PyTorch build a differentiation engine to help us compute gradients, named `torch.autograd`.



In [1]:
import torch 
x = torch.ones(5)  # input tensor
y = torch.zeros(3)  # expected output
w = torch.randn(5, 3, requires_grad=True)
b = torch.randn(3, requires_grad=True)
z = torch.matmul(x, w) + b
loss = torch.nn.functional.binary_cross_entropy_with_logits(z, y)


In [2]:
print(loss)

tensor(1.3804, grad_fn=<BinaryCrossEntropyWithLogitsBackward0>)


In [3]:
print(z)

tensor([-0.3228,  3.5479, -3.8853], grad_fn=<AddBackward0>)


# Note

U can set the value of `requires_grad` when creating a tensor, or later by using `x.requires_grad_(True)` methos.

In [4]:
print(f"Gradient function for z = {z.grad_fn}")
print(f"Gradient function for loss = {loss.grad_fn}")

Gradient function for z = <AddBackward0 object at 0x000001DA6DB05C10>
Gradient function for loss = <BinaryCrossEntropyWithLogitsBackward0 object at 0x000001DA6DAF7CD0>


# Computing Gradients
We call `loss.backward()` to compute the gradients.


In [5]:
print(w.grad)

None


In [6]:
loss.backward()
print(w.grad)
print(b.grad)

tensor([[0.1400, 0.3240, 0.0067],
        [0.1400, 0.3240, 0.0067],
        [0.1400, 0.3240, 0.0067],
        [0.1400, 0.3240, 0.0067],
        [0.1400, 0.3240, 0.0067]])
tensor([0.1400, 0.3240, 0.0067])


In [None]:
# compute gradient twice
loss.backward()
print(w.grad)
# output : RuntimeError: Trying to backward through the graph a second time

RuntimeError: Trying to backward through the graph a second time (or directly access saved tensors after they have already been freed).
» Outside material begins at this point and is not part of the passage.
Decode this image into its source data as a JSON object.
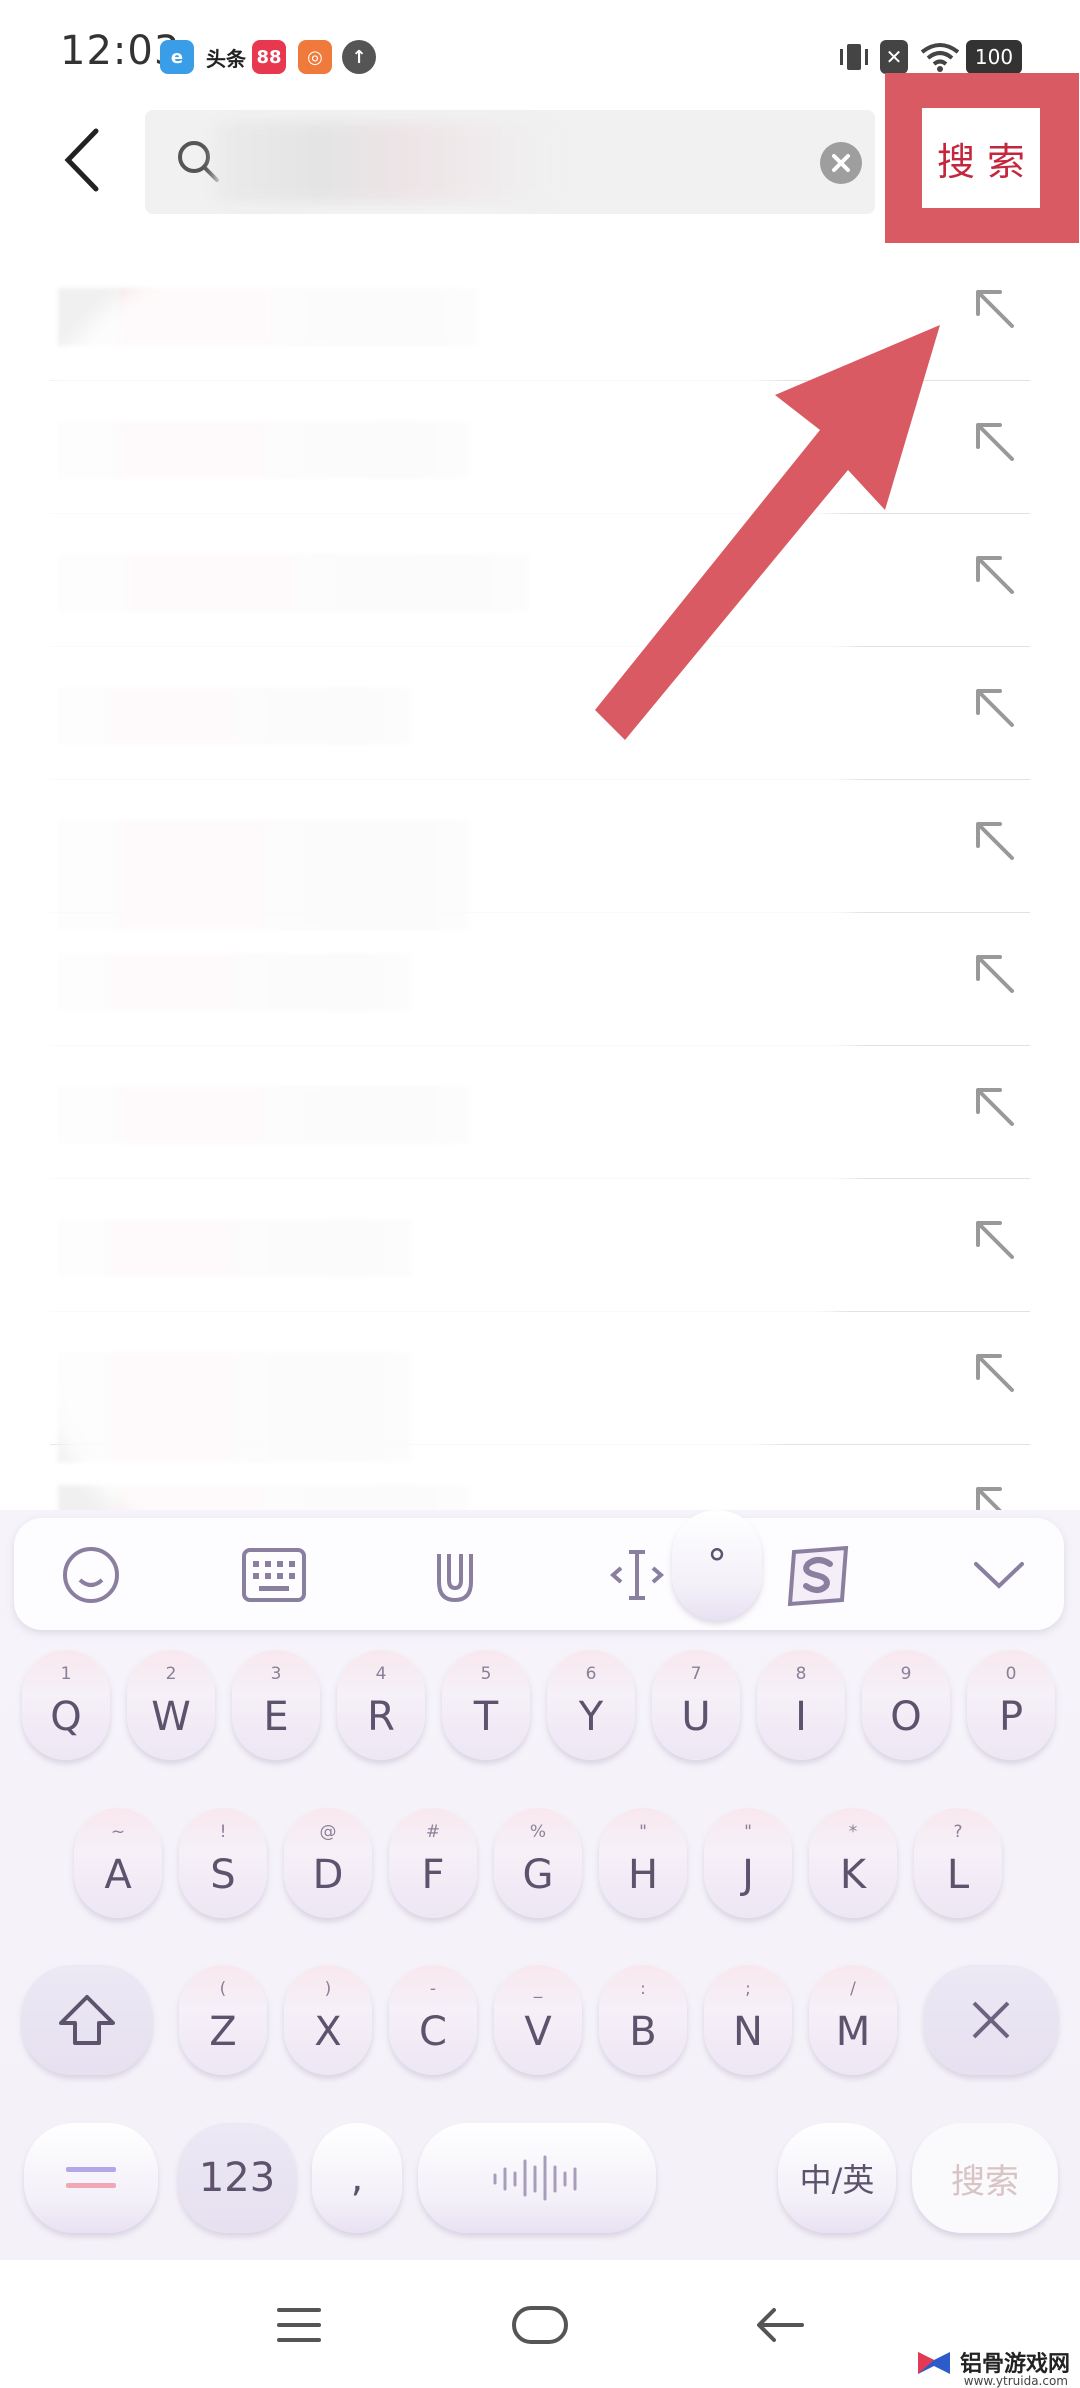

Saved intermediate values of the graph are freed when you call .backward() or autograd.grad(). Specify retain_graph=True if you need to backward through the graph a second time or if you need to access saved tensors after calling backward.

# Disabling Gradient Tracking 
Sometimes, we'll needn't to compute gradient, i.e. we only want to do *forward* computations through the network. 

We can stop tracking computations by surrounding our computation code with `torch.no_grad()` block.

In [8]:
z = x @ w + b 
print(z.requires_grad)

with torch.no_grad():
    z = x @ w + b 
print(z.requires_grad)

True
False


Another way to achieve the same result is, to use the `detach()` method on the tensor:

In [10]:
z = torch.matmul(x, w ) + b 
z_det = z.detach()
print(z_det.requires_grad) 

False


# when we should disable gradient tracking:

- To mark some parameters in u neural network as **frozen parameters** (Fine-Tune)
- To **speed up computations**, when u are only doing forward pass, because computations on tensors that do not track gradients would be more efficient.

# More on Computational Graphs
**Note**
After eache `.backward()` call, autograd starts populating a new graph.